How it Works:  Fan diffusers blow cool air across a disposable pad doused with 5-10 drops of oil.  Cost is about $40.

Advantages:  Easy to use, require no candle or heat.  Once in awhile I like to use mine next to my bed because the whir of the fan is relaxing.

Disadvantages: The moving air evaporates the oils really fast, especially the lighter top notes like lemon and orange.  In about 10 minutes they are gone.  I only use this diffuser for the heavier base note oils like Patchouli, Sandalwood or Vetiver because they evaporate much slower.

Fan diffuser wtih clean & dirty pads

Most models require replacement pads. Some models can be noisy.   Note how funky the pads get: they need to be replaced often and you’ll need a different pad for each oil.



How it Works:  This is pretty straight forward.  You keep the oils close to your face and inhale the molecules as they evaporate.
Advantages:  Diffusers that you wear around your neck can be beautiful as well as functional.  They are great if you want to emit a signature scent without putting it on your skin, or when you want to protect yourself from airborne bacteria or receive a specific therapeutic benefits from an essential oil without using equipment or vessels.  Some are absolutely gorgeous and they make great gifts.
Disadvantages: Like the tissue method above, the essential oils on the terracotta pendent will be strongest when the drops are fresh and may need to be freshened frequently.





How it Works:   Like the nebulizer, this bit of technology produces a cool, fine mist in which essential oils are broken into tiny particles and delivered into the air.
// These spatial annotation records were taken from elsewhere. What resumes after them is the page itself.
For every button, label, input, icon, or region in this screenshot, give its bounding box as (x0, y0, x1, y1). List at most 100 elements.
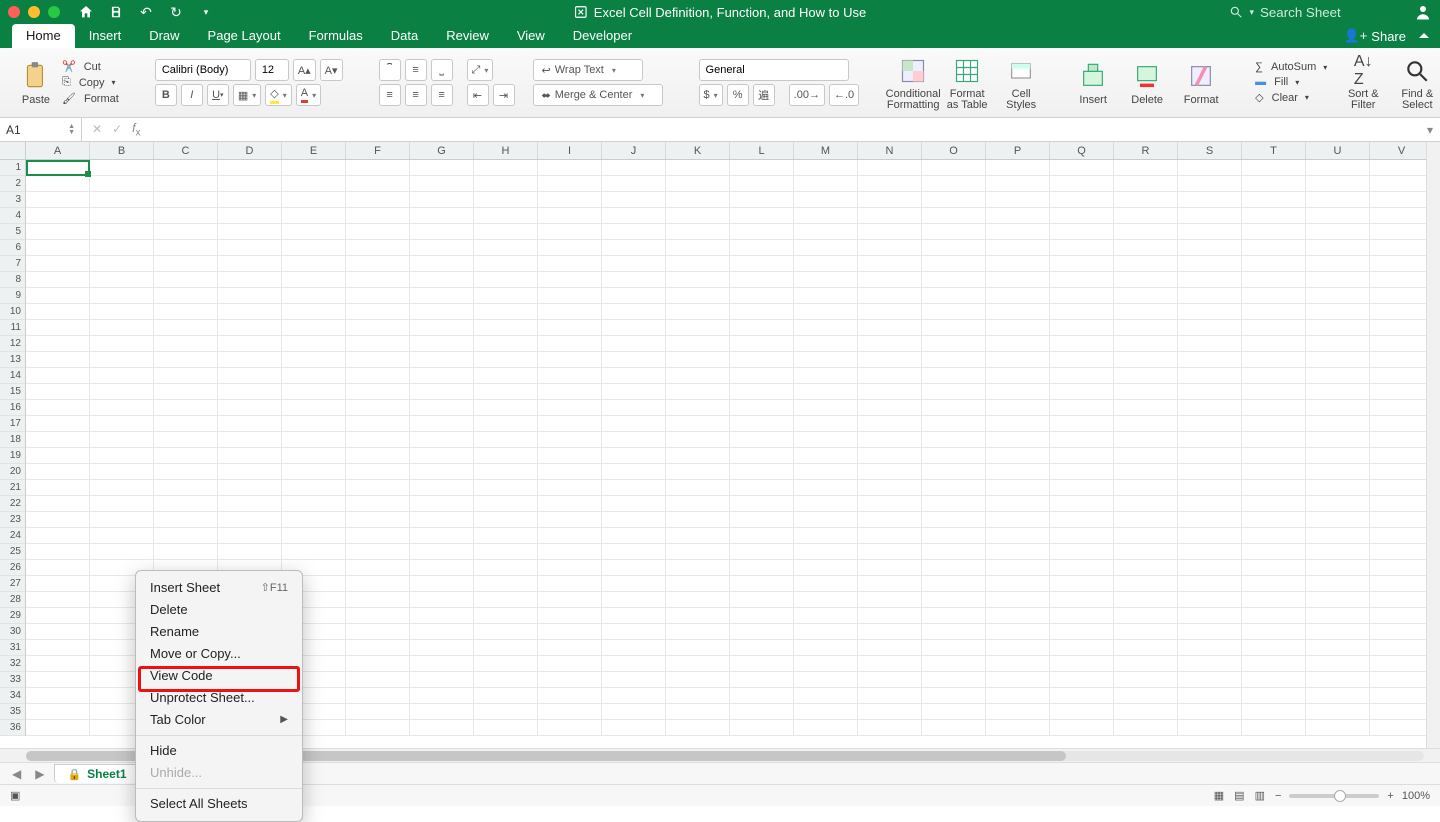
cell[interactable] (282, 480, 346, 496)
cell[interactable] (1050, 352, 1114, 368)
cell[interactable] (218, 448, 282, 464)
cell[interactable] (26, 304, 90, 320)
cell[interactable] (858, 528, 922, 544)
sheet-tab[interactable]: 🔒 Sheet1 (54, 764, 139, 783)
cell[interactable] (666, 272, 730, 288)
cell[interactable] (1306, 656, 1370, 672)
cell[interactable] (538, 384, 602, 400)
cell[interactable] (26, 688, 90, 704)
cell[interactable] (922, 560, 986, 576)
cell[interactable] (666, 368, 730, 384)
cell[interactable] (922, 624, 986, 640)
undo-icon[interactable]: ↶ (138, 4, 154, 20)
cell[interactable] (538, 176, 602, 192)
cell[interactable] (794, 496, 858, 512)
cell[interactable] (602, 592, 666, 608)
cell[interactable] (1114, 672, 1178, 688)
fill-color-button[interactable]: ◇ (265, 84, 291, 106)
cell[interactable] (1370, 720, 1434, 736)
cell[interactable] (410, 608, 474, 624)
column-header[interactable]: P (986, 142, 1050, 159)
cell[interactable] (1370, 352, 1434, 368)
cell[interactable] (538, 192, 602, 208)
cell[interactable] (218, 368, 282, 384)
cell[interactable] (1050, 416, 1114, 432)
cell[interactable] (26, 496, 90, 512)
tab-home[interactable]: Home (12, 24, 75, 48)
cell[interactable] (154, 160, 218, 176)
cell[interactable] (474, 176, 538, 192)
cell[interactable] (90, 272, 154, 288)
cell[interactable] (922, 496, 986, 512)
cell[interactable] (346, 416, 410, 432)
cell[interactable] (538, 608, 602, 624)
cell[interactable] (922, 224, 986, 240)
cell[interactable] (474, 480, 538, 496)
cell[interactable] (794, 528, 858, 544)
cell[interactable] (1050, 224, 1114, 240)
cell[interactable] (602, 656, 666, 672)
fx-icon[interactable]: fx (132, 121, 140, 138)
cell[interactable] (154, 272, 218, 288)
cell[interactable] (1306, 480, 1370, 496)
row-header[interactable]: 6 (0, 240, 26, 256)
cell[interactable] (730, 192, 794, 208)
cell[interactable] (922, 544, 986, 560)
cell[interactable] (410, 528, 474, 544)
cell[interactable] (1178, 368, 1242, 384)
cell[interactable] (1242, 176, 1306, 192)
cell[interactable] (1178, 544, 1242, 560)
cell[interactable] (858, 640, 922, 656)
cell[interactable] (1114, 256, 1178, 272)
cell[interactable] (218, 512, 282, 528)
cell[interactable] (1306, 448, 1370, 464)
cell[interactable] (1050, 704, 1114, 720)
share-button[interactable]: 👤+ Share (1344, 28, 1406, 44)
cell[interactable] (666, 496, 730, 512)
cell[interactable] (1306, 400, 1370, 416)
cell[interactable] (730, 320, 794, 336)
row-header[interactable]: 21 (0, 480, 26, 496)
cell[interactable] (90, 496, 154, 512)
cell[interactable] (1242, 416, 1306, 432)
row-header[interactable]: 20 (0, 464, 26, 480)
cell[interactable] (858, 704, 922, 720)
cell[interactable] (410, 656, 474, 672)
cell[interactable] (1370, 592, 1434, 608)
cell[interactable] (26, 272, 90, 288)
cell[interactable] (730, 560, 794, 576)
cell[interactable] (730, 624, 794, 640)
cell[interactable] (858, 256, 922, 272)
cell[interactable] (858, 496, 922, 512)
cell[interactable] (858, 560, 922, 576)
cell[interactable] (1242, 640, 1306, 656)
cell[interactable] (1050, 576, 1114, 592)
cell[interactable] (346, 400, 410, 416)
cell[interactable] (346, 688, 410, 704)
sheet-nav-prev-icon[interactable]: ◀ (8, 767, 25, 781)
cell[interactable] (474, 512, 538, 528)
cell[interactable] (538, 512, 602, 528)
cell[interactable] (1050, 160, 1114, 176)
cell[interactable] (922, 272, 986, 288)
cell[interactable] (282, 512, 346, 528)
cell[interactable] (1178, 416, 1242, 432)
cell[interactable] (858, 656, 922, 672)
cell[interactable] (1242, 592, 1306, 608)
normal-view-icon[interactable]: ▦ (1214, 789, 1224, 802)
cell[interactable] (602, 224, 666, 240)
cell[interactable] (26, 368, 90, 384)
cell[interactable] (410, 624, 474, 640)
cell[interactable] (474, 624, 538, 640)
cell[interactable] (602, 208, 666, 224)
cell[interactable] (794, 544, 858, 560)
cell[interactable] (1114, 480, 1178, 496)
search-input[interactable] (1260, 5, 1400, 20)
cell[interactable] (1178, 592, 1242, 608)
cell[interactable] (986, 208, 1050, 224)
zoom-slider[interactable] (1289, 794, 1379, 798)
cell[interactable] (474, 320, 538, 336)
cell[interactable] (986, 512, 1050, 528)
cell[interactable] (1370, 528, 1434, 544)
cell[interactable] (538, 368, 602, 384)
Advantages:   Not much oil is needed, it’s super easy to use, easy to clean and no “special” water is needed.  I have the model pictured above and really love it.  It is light, easy to move from room to room and – the best part – doesn’t need much oil!  Only about 1-5 drops of essential oil.

Disadvantages:   Some larger model aren’t whisper quiet.  If you’re using this diffuser in a small space, it can be overpowering since there isn’t a way to adjust the mist output.  It’s best to start with 1 drop and add more if you need to.   Also best used with a plug in timer because it may go dry when you least expect it.  One of my favorites to use and to give as a gift (it’s always a hit!) is the Ultrasonic Diffuser by Quooz that you see in red in the photograph to the right.  It’s super quiet and absolutely gorgeous when the little light is turned on.  It’s nice for a child’s bedroom.  



How they work:  These plug into the wall or your car charger unit.  They use low heat to evaporate the essential oils into the air.  Add 1-2 drops of essential oil on the pads and that’s it.

Advantages: Inexpensive, highly portable and easy to use.

Disadvantages:   You need to keep a supply of the tiny pads on hand when you want to change the aroma.  In theory, the pads can be reused, but unless you’re using the same oil, there will be some residual aroma from the last oil used.

On a final note,
my cat Pepper would like you to consider animal safety
before you put essential oils into your water fountains!